U. Minnesota student government rejects annual recognition of 9/11

The University of Minnesota administration has decided to take this matter over, announcing that is moving ahead to plan a campus-wide remembrance of 9/11 without waiting for input from student government. In making the announcement yesterday, Board of Regents Chair Dean Johnson and President Eric Kaler noted that the Board of Regents had held a moment of silence in remembrance of the victims of the 9/11 attacks at their September board meeting. After that meeting, Kaler met with some students who requested a campus-wide remembrance of 9/11, and at that time Kaler indicated he supported the idea, but he suggested they take it to the student government “to gain additional input.”

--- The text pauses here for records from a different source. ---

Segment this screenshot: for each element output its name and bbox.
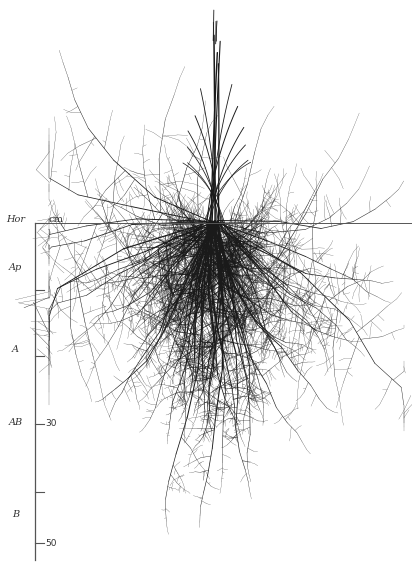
- Text: Hor: Hor: [6, 215, 25, 224]
- Text: A: A: [12, 345, 19, 354]
- Text: cm: cm: [48, 215, 63, 224]
- Text: 30: 30: [46, 419, 57, 428]
- Text: 50: 50: [46, 539, 57, 548]
- Text: Ap: Ap: [9, 263, 22, 272]
- Text: AB: AB: [9, 418, 23, 427]
- Text: B: B: [12, 510, 19, 519]
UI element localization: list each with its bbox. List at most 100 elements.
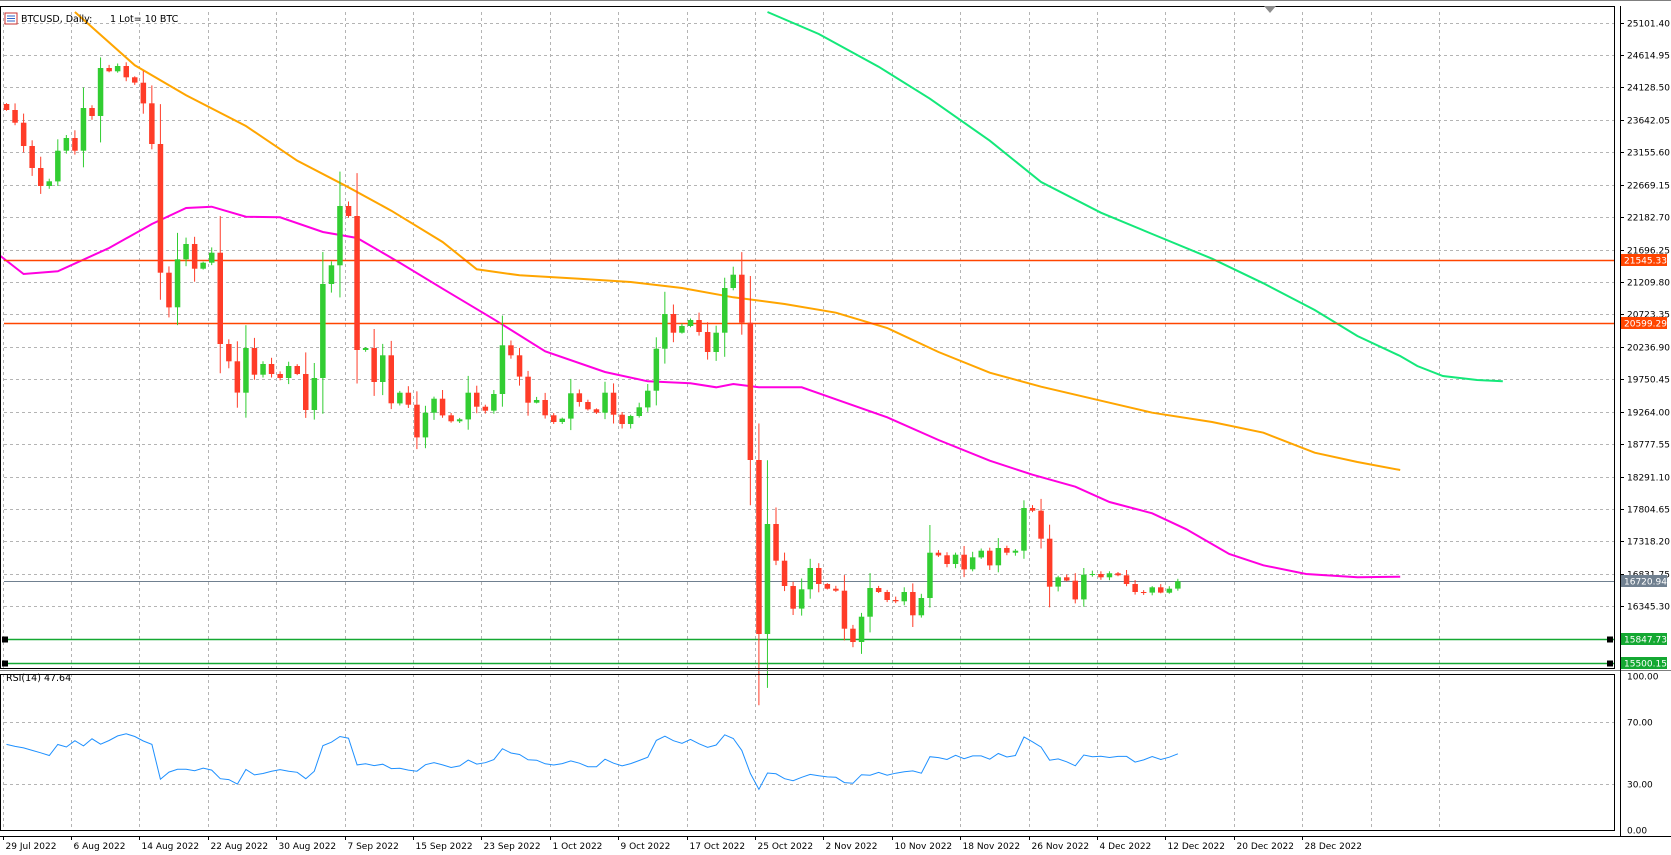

http://discover.umn.edu/news/campus-community/university-remember-911-victims

My editorial comment: it appears to me the students who pushed this at the last meeting of the MSA and then tried to build it up into a big kerfluffle were more interested in using it as a political football than in advancing a serious proposal. Had they been serious about it, they would have developed some ideas about what such a campus-wide remembrance would look like, as had been requested of them when it came up in committee. Instead they pushed a half-a**ed resolution with no meat to it, and were only too delighted when it was rejected by the MSA, giving them the opportunity to attack the University for “political correctness.” Over a proposal that already had the full backing of the University’s president. That’s a pretty cheap stunt, in my opinion, one that dishonors the victims of 9/11 by holding them out as political bait.